Evaluasi Praktik Penegakan dan Perlindungan
Hukum di Indonesia
Meskipun Indonesia
secara normatif telah membangun kerangka hukum yang menjamin prinsip keadilan
dan perlindungan hak-hak warga negara, pelaksanaannya di tingkat praksis masih
menghadapi tantangan serius.
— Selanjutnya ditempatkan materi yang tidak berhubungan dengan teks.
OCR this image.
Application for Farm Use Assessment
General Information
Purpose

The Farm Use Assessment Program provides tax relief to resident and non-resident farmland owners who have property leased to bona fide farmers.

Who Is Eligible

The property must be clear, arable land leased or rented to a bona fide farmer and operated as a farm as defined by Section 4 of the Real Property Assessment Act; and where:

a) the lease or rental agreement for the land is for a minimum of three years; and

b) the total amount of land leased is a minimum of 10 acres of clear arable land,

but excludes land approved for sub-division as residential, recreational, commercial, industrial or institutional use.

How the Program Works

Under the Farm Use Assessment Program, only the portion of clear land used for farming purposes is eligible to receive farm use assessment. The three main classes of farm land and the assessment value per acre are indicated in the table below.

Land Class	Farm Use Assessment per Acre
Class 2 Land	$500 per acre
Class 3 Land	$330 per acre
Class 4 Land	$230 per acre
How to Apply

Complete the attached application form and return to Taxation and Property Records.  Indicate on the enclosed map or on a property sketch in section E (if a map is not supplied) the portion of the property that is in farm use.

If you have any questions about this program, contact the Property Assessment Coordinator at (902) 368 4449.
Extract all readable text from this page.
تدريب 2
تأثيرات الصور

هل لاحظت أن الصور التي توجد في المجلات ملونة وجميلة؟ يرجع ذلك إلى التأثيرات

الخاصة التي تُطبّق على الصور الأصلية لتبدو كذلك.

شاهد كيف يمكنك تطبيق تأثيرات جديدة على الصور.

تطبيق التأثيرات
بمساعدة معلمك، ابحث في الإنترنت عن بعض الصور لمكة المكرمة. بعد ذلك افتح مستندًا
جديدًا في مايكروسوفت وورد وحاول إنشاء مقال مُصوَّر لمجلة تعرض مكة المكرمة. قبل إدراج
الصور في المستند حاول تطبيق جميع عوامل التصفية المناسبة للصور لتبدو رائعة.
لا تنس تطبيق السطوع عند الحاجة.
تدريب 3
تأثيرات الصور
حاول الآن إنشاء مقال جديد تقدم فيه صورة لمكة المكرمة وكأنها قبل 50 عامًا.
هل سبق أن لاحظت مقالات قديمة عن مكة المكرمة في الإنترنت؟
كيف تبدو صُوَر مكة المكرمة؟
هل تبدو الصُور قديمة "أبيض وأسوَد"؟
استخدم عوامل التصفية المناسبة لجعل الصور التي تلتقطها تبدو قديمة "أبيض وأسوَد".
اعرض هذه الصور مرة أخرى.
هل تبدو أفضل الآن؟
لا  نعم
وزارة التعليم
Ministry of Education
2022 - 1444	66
Evaluasi terhadap praktik penegakan dan
perlindungan hukum menjadi penting untuk mengidentifikasi titik-titik
kelemahan, sekaligus merumuskan langkah-langkah perbaikan sistem hukum nasional.
5.1.
Inkonsistensi dalam Penegakan Hukum
Salah satu persoalan
mendasar dalam praktik penegakan hukum di Indonesia adalah inkonsistensi
dalam penerapan hukum terhadap berbagai kelompok masyarakat. Kasus-kasus hukum
sering kali menunjukkan adanya diskriminasi berdasarkan status sosial, ekonomi,
atau politik. Praktik “tajam ke bawah, tumpul ke atas”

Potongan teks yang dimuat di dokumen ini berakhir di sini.